The New Zealand parliament approved the first draft of a measure that will make it unlawful for people born after 2009 to purchase cigarettes. The first draft of the bill passed almost unanimously.
This represents a significant advancement in New Zealand's effort to become smoke-free by 2025. After Health Select Committee comments and study, the Smokefree Environments and Regulated Products (Smoked Tobacco) Amendment Bill will likely return to the House in late 2022 to be enacted into law.

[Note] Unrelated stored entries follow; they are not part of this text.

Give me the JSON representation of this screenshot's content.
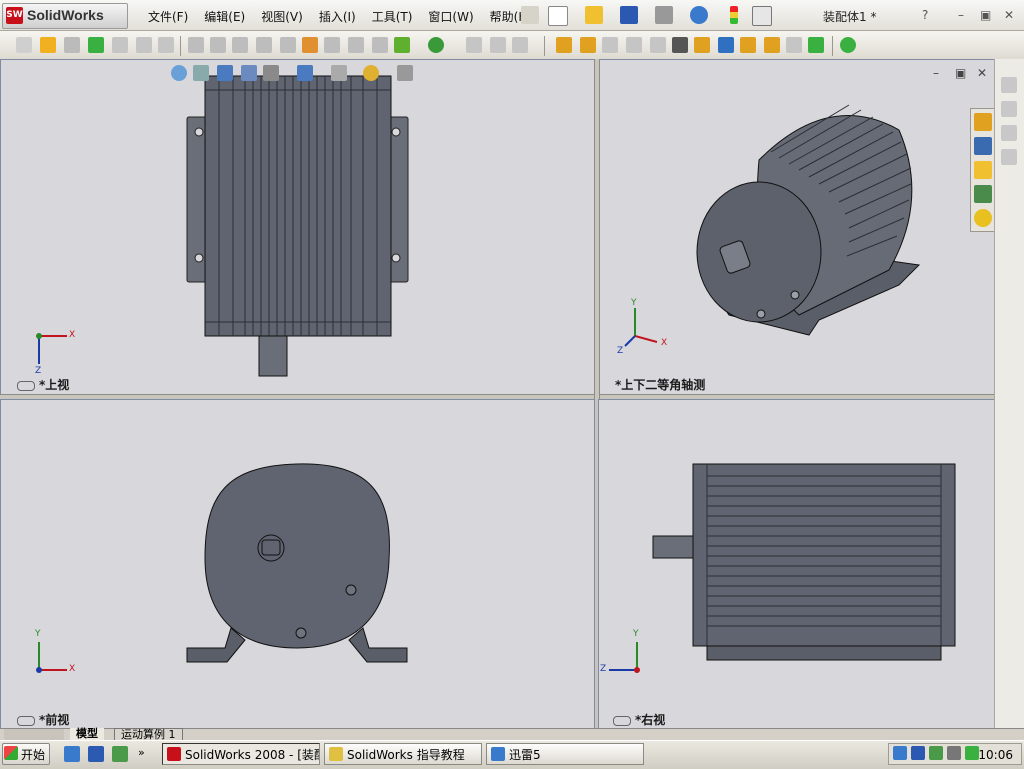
{
  "app": {
    "brand": "SolidWorks",
    "logo_mark": "SW"
  },
  "menu": [
    "文件(F)",
    "编辑(E)",
    "视图(V)",
    "插入(I)",
    "工具(T)",
    "窗口(W)",
    "帮助(H)"
  ],
  "document_title": "装配体1 *",
  "window_controls": {
    "help": "?",
    "minimize": "–",
    "restore": "▣",
    "close": "✕"
  },
  "viewports": {
    "top_left": {
      "label": "*上视"
    },
    "top_right": {
      "label": "*上下二等角轴测"
    },
    "bottom_left": {
      "label": "*前视"
    },
    "bottom_right": {
      "label": "*右视"
    }
  },
  "axis_labels": {
    "x": "X",
    "y": "Y",
    "z": "Z"
  },
  "bottom_tabs": [
    "模型",
    "运动算例 1"
  ],
  "taskbar": {
    "start_label": "开始",
    "items": [
      {
        "label": "SolidWorks 2008 - [装配…",
        "active": true
      },
      {
        "label": "SolidWorks 指导教程",
        "active": false
      },
      {
        "label": "迅雷5",
        "active": false
      }
    ],
    "clock": "10:06"
  },
  "colors": {
    "accent_red": "#c8101a",
    "body_fill": "#5f6470",
    "viewport_bg": "#d8d8dc"
  }
}
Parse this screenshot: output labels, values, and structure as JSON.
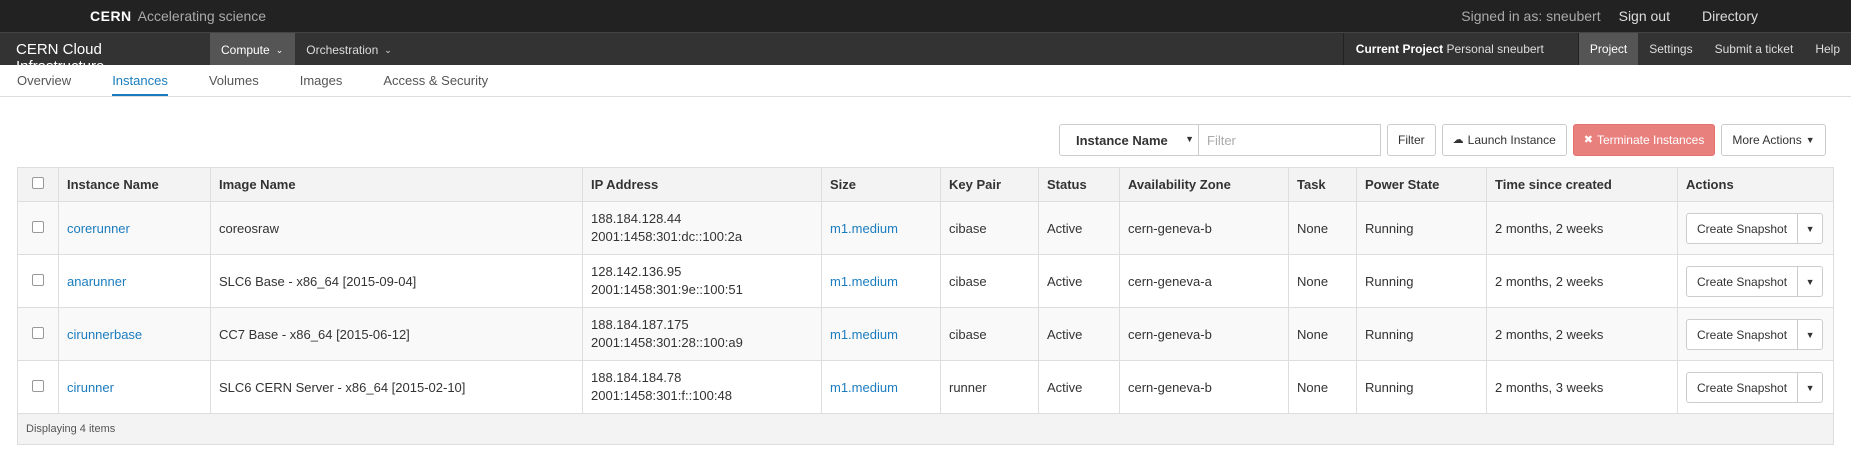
{
  "cern_bar": {
    "brand": "CERN",
    "tagline": "Accelerating science",
    "signed_in": "Signed in as: sneubert",
    "sign_out": "Sign out",
    "directory": "Directory"
  },
  "app_nav": {
    "title": "CERN Cloud Infrastructure",
    "menus": [
      "Compute",
      "Orchestration"
    ],
    "project_label": "Current Project",
    "project_value": "Personal sneubert",
    "project": "Project",
    "settings": "Settings",
    "submit_ticket": "Submit a ticket",
    "help": "Help"
  },
  "sub_nav": {
    "tabs": [
      "Overview",
      "Instances",
      "Volumes",
      "Images",
      "Access & Security"
    ]
  },
  "toolbar": {
    "filter_field": "Instance Name",
    "filter_placeholder": "Filter",
    "filter_button": "Filter",
    "launch": "Launch Instance",
    "terminate": "Terminate Instances",
    "more_actions": "More Actions"
  },
  "table": {
    "headers": [
      "Instance Name",
      "Image Name",
      "IP Address",
      "Size",
      "Key Pair",
      "Status",
      "Availability Zone",
      "Task",
      "Power State",
      "Time since created",
      "Actions"
    ],
    "rows": [
      {
        "name": "corerunner",
        "image": "coreosraw",
        "ip1": "188.184.128.44",
        "ip2": "2001:1458:301:dc::100:2a",
        "size": "m1.medium",
        "key": "cibase",
        "status": "Active",
        "zone": "cern-geneva-b",
        "task": "None",
        "power": "Running",
        "time": "2 months, 2 weeks",
        "action": "Create Snapshot"
      },
      {
        "name": "anarunner",
        "image": "SLC6 Base - x86_64 [2015-09-04]",
        "ip1": "128.142.136.95",
        "ip2": "2001:1458:301:9e::100:51",
        "size": "m1.medium",
        "key": "cibase",
        "status": "Active",
        "zone": "cern-geneva-a",
        "task": "None",
        "power": "Running",
        "time": "2 months, 2 weeks",
        "action": "Create Snapshot"
      },
      {
        "name": "cirunnerbase",
        "image": "CC7 Base - x86_64 [2015-06-12]",
        "ip1": "188.184.187.175",
        "ip2": "2001:1458:301:28::100:a9",
        "size": "m1.medium",
        "key": "cibase",
        "status": "Active",
        "zone": "cern-geneva-b",
        "task": "None",
        "power": "Running",
        "time": "2 months, 2 weeks",
        "action": "Create Snapshot"
      },
      {
        "name": "cirunner",
        "image": "SLC6 CERN Server - x86_64 [2015-02-10]",
        "ip1": "188.184.184.78",
        "ip2": "2001:1458:301:f::100:48",
        "size": "m1.medium",
        "key": "runner",
        "status": "Active",
        "zone": "cern-geneva-b",
        "task": "None",
        "power": "Running",
        "time": "2 months, 3 weeks",
        "action": "Create Snapshot"
      }
    ],
    "footer": "Displaying 4 items"
  },
  "colors": {
    "link": "#1a7cbf",
    "danger": "#e8807e",
    "top_bar": "#222222",
    "app_nav": "#333333"
  }
}
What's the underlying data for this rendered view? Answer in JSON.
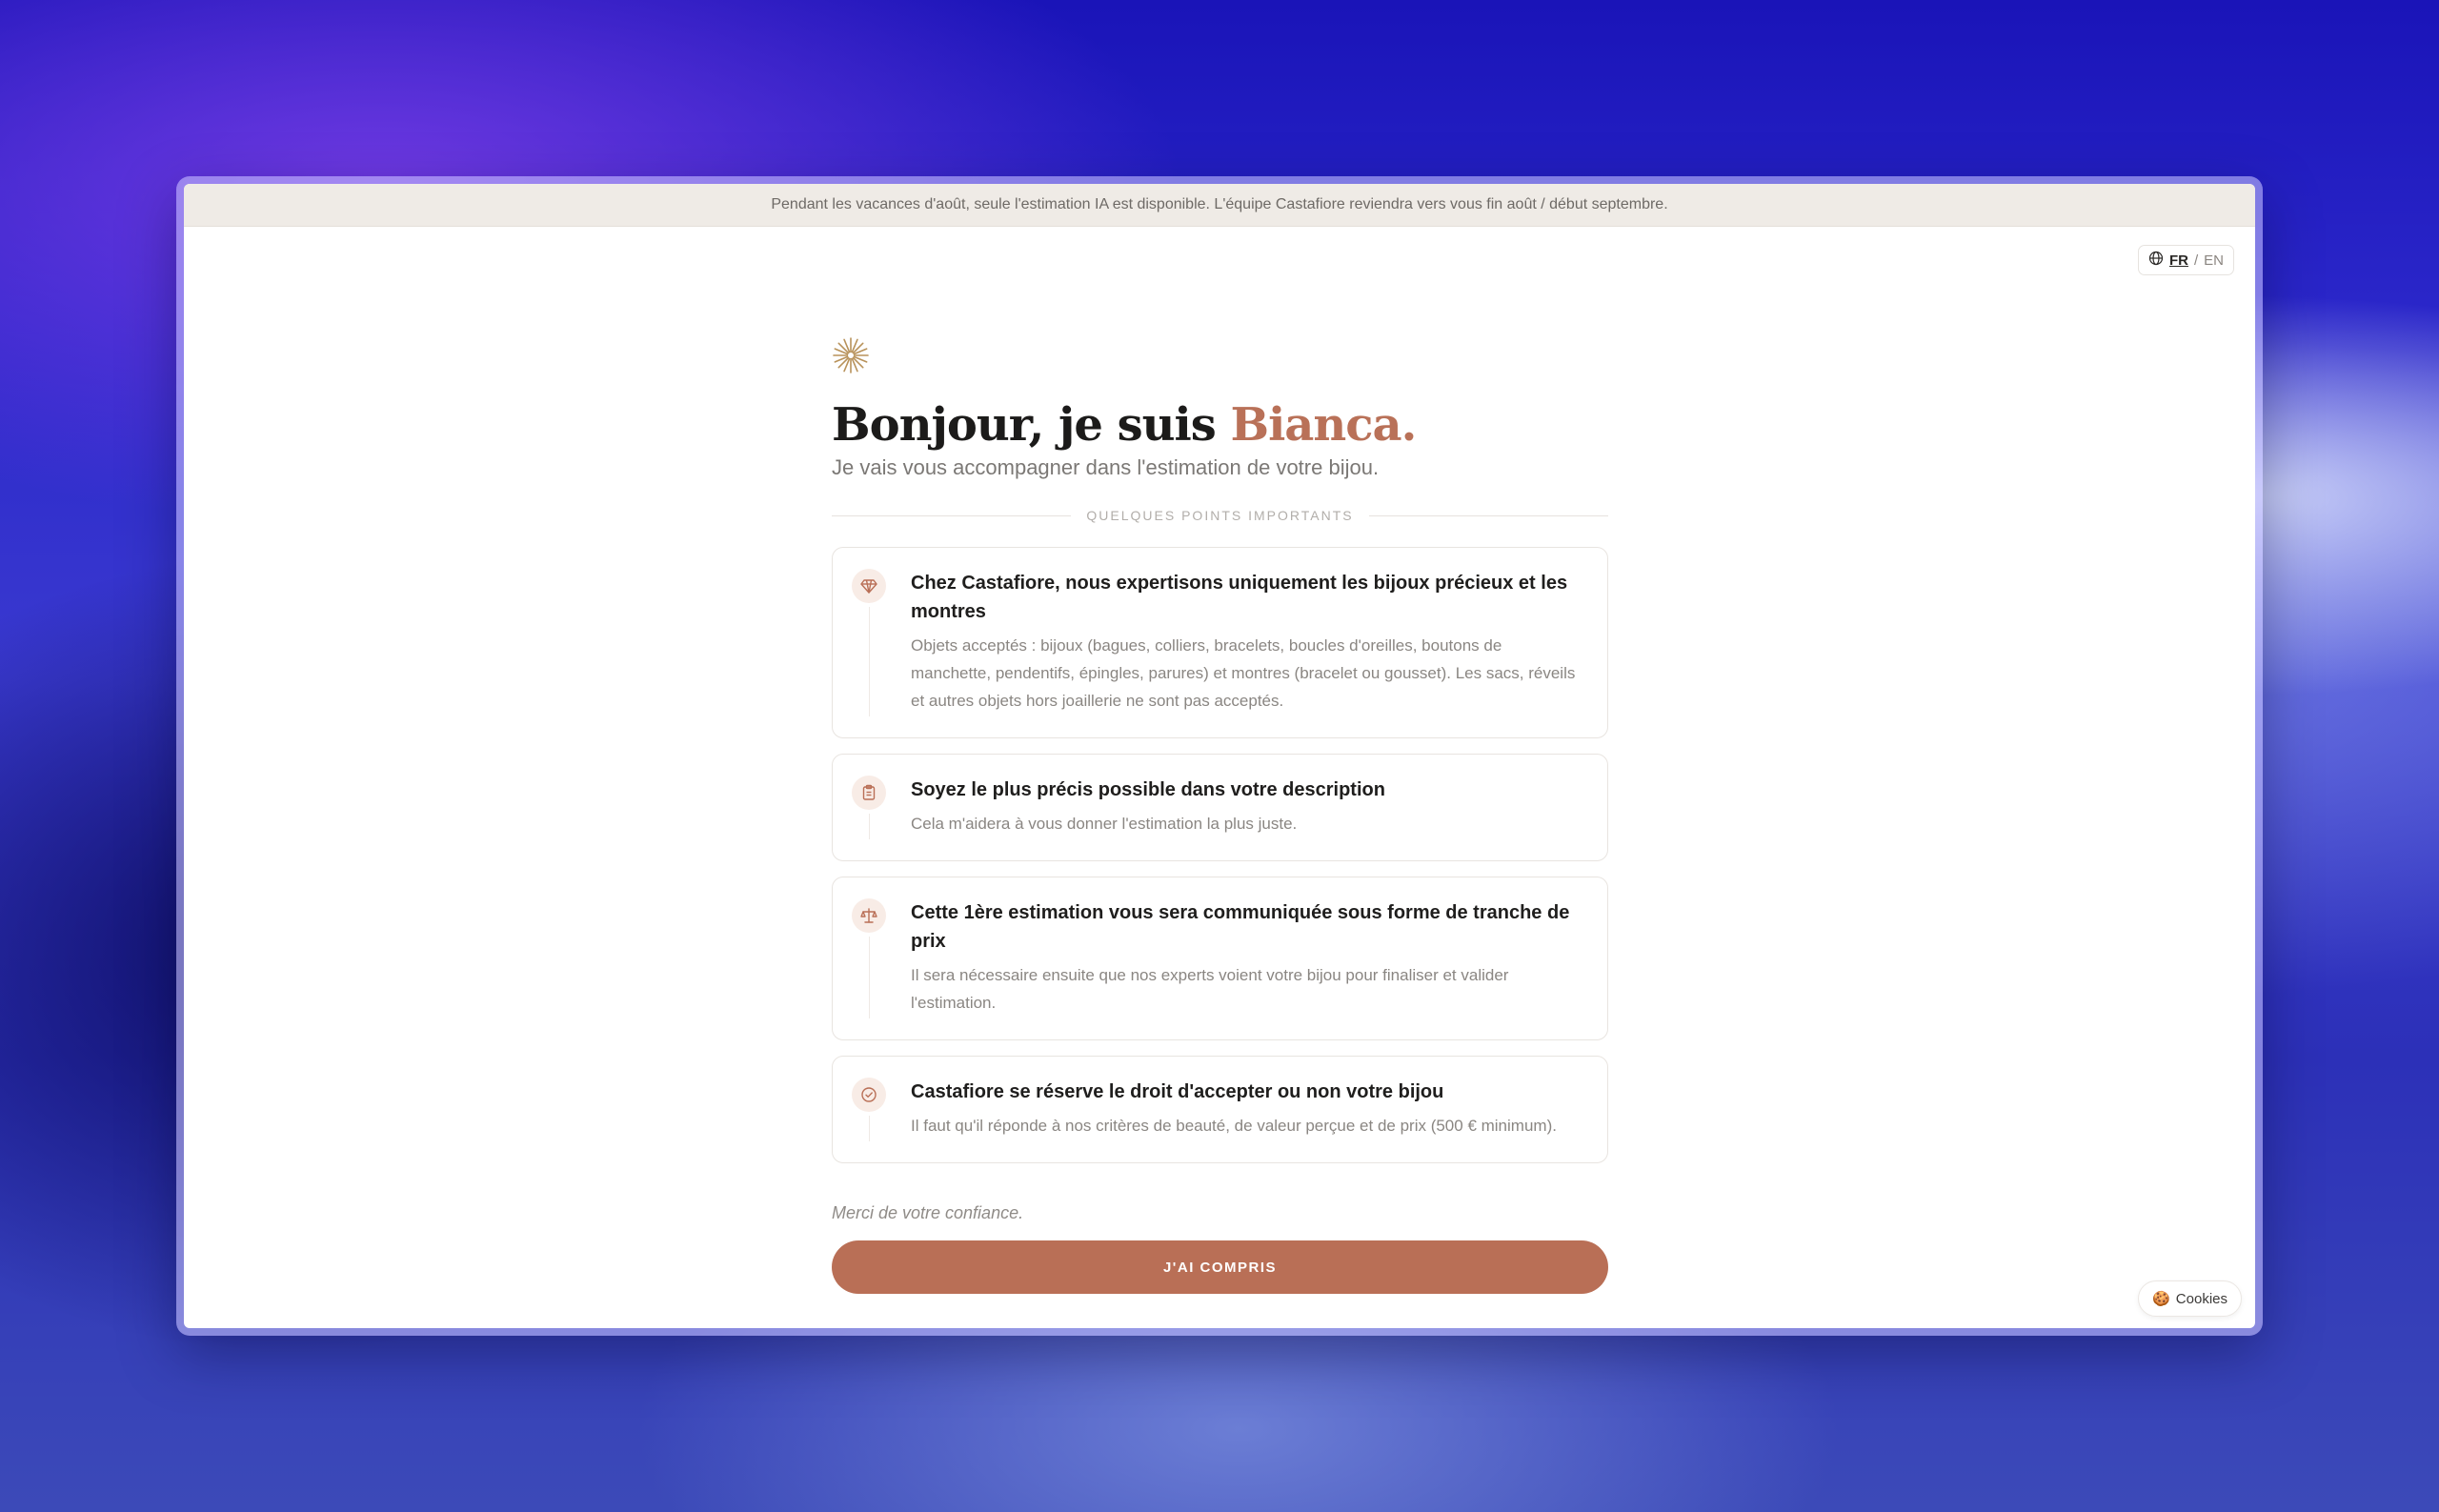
{
  "banner": {
    "text": "Pendant les vacances d'août, seule l'estimation IA est disponible. L'équipe Castafiore reviendra vers vous fin août / début septembre."
  },
  "lang": {
    "icon": "globe-icon",
    "fr": "FR",
    "separator": "/",
    "en": "EN"
  },
  "hero": {
    "logo_icon": "sunburst-logo",
    "title_prefix": "Bonjour, je suis ",
    "title_name": "Bianca.",
    "subtitle": "Je vais vous accompagner dans l'estimation de votre bijou."
  },
  "section_title": "QUELQUES POINTS IMPORTANTS",
  "cards": [
    {
      "icon": "diamond-icon",
      "title": "Chez Castafiore, nous expertisons uniquement les bijoux précieux et les montres",
      "text": "Objets acceptés : bijoux (bagues, colliers, bracelets, boucles d'oreilles, boutons de manchette, pendentifs, épingles, parures) et montres (bracelet ou gousset). Les sacs, réveils et autres objets hors joaillerie ne sont pas acceptés."
    },
    {
      "icon": "clipboard-icon",
      "title": "Soyez le plus précis possible dans votre description",
      "text": "Cela m'aidera à vous donner l'estimation la plus juste."
    },
    {
      "icon": "scale-icon",
      "title": "Cette 1ère estimation vous sera communiquée sous forme de tranche de prix",
      "text": "Il sera nécessaire ensuite que nos experts voient votre bijou pour finaliser et valider l'estimation."
    },
    {
      "icon": "check-circle-icon",
      "title": "Castafiore se réserve le droit d'accepter ou non votre bijou",
      "text": "Il faut qu'il réponde à nos critères de beauté, de valeur perçue et de prix (500 € minimum)."
    }
  ],
  "thanks": "Merci de votre confiance.",
  "cta_label": "J'AI COMPRIS",
  "cookies": {
    "icon": "cookie-icon",
    "label": "Cookies"
  },
  "colors": {
    "accent": "#b96f56",
    "banner_bg": "#efebe6",
    "icon_bg": "#f8ece6"
  }
}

However, there is still some concern from opposition parties over how the bill would be implemented. The Libertarian Act party stated that lowering the amount of nicotine in goods will disproportionately affect those with lesser incomes since they will need to purchase and smoke more cigarettes to get the same dose. The New Zealand National party has reservations about the experimental nature of the results of the proposed policy.
“Most of the measures being considered have yet to be widely implemented internationally, and in some cases, New Zealand would be the first in the world to implement them,” said National MP Matt Doocey. “I don’t have a problem that New Zealand is going to be the first in the world,” said Doocey, "but the policy’s untested nature meant there was significant uncertainty in the outcomes.” The Green party is concerned that a criminal ban would push the sector into crime.
The bill drastically reduces nicotine content in tobacco to non-addictive levels, reduces the number of shops that can sell tobacco by 90-95%, and, most notable, makes it illegal to sell tobacco to people born in 2009 or later (thus creating a “smokefree generation”).